Non Monsieur Macron, disent les Africains, nous n’avons pas besoin de la manipulation des Chinois et des Russes pour ressentir le désarroi et la misère que la Françafrique fait subir à nos pays à l’ombre des indépendances truquées. Effectivement, force est de constater que la jeunesse africaine est ouverte sur le monde, elle est instruite et sait fort bien faire la différence entre un partenariat gagnant-gagnant comme celui que la Chine, la Russie et la Turquie proposent et le partenariat dominant-dominés imposé par la Françafrique et qui a fait du continent un enfer pour ses populations.

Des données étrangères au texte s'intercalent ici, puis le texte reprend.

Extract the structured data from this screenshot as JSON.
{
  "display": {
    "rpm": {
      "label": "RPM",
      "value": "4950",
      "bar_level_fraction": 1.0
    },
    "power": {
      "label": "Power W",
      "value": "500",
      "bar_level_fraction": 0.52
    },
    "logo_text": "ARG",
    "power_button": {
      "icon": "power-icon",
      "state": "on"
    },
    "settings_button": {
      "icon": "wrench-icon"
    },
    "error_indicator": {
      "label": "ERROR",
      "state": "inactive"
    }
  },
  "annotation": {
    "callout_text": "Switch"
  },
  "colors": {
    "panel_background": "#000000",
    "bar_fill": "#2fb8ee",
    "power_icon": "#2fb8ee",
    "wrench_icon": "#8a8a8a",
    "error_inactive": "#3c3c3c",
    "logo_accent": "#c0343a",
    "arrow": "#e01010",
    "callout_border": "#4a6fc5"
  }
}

N’est-ce pas légitime que les Africains veuillent couper les liens avec cette relation françafricaine héritée des temps sombres de la colonisation ?
Que le président français, maquille cette volonté africaine de rompre avec la Françafrique en objet de manipulation d’autrui n’a rien de surprenant. Ça rappelle aux Africains un autre épisode de leur histoire, quand les oppresseurs coloniaux des années 1950 ont usé des mêmes procédés pour discréditer les contestations anticoloniales et les mouvements des indépendances, en les traitant de complots des ennemis de la France. Mais la roue de l’histoire a tourné en la faveur des peuples opprimés et l’empire colonial français a perdu son combat en Afrique. Certes, on l’a rafistolé et rebaptisé Françafrique avec l’aide de quelques renégats africains, mais aujourd’hui en 2022, il a largement dépassé sa date de péremption et ses codes sont invalides auprès des jeunes élites africaines, résolues à changer le sort de leurs pays.
Aucune haine pour le peuple français
Malgré tous ces griefs retenus contre la France, les Africains ne cultivent aucune haine à l’endroit du peuple français. Les liens profonds tissés entre les peuples dépassent de loin les envolées politiques dictées par les intérêts économiques et géostratégiques. Les Africains savent que la France ce n’est pas que l’Élysée, Dassault, Bolloré, ou ELF, c’est aussi, des femmes et des hommes de grandes valeurs humaines épris de justice, dont voici 2 exemples que je cite personnellement avec reconnaissance, l’illustre François-Xavier Verschave qui a pourfendu les tenants de la Françafrique aux temps des indépendances, et son compatriote, le martyre de la Révolution algérienne, l’anticolonialiste Maurice Audin, qui a épousé la cause du peuple algérien et qui fut assassiné en 1957 sous la torture des tenants de la colonisation française.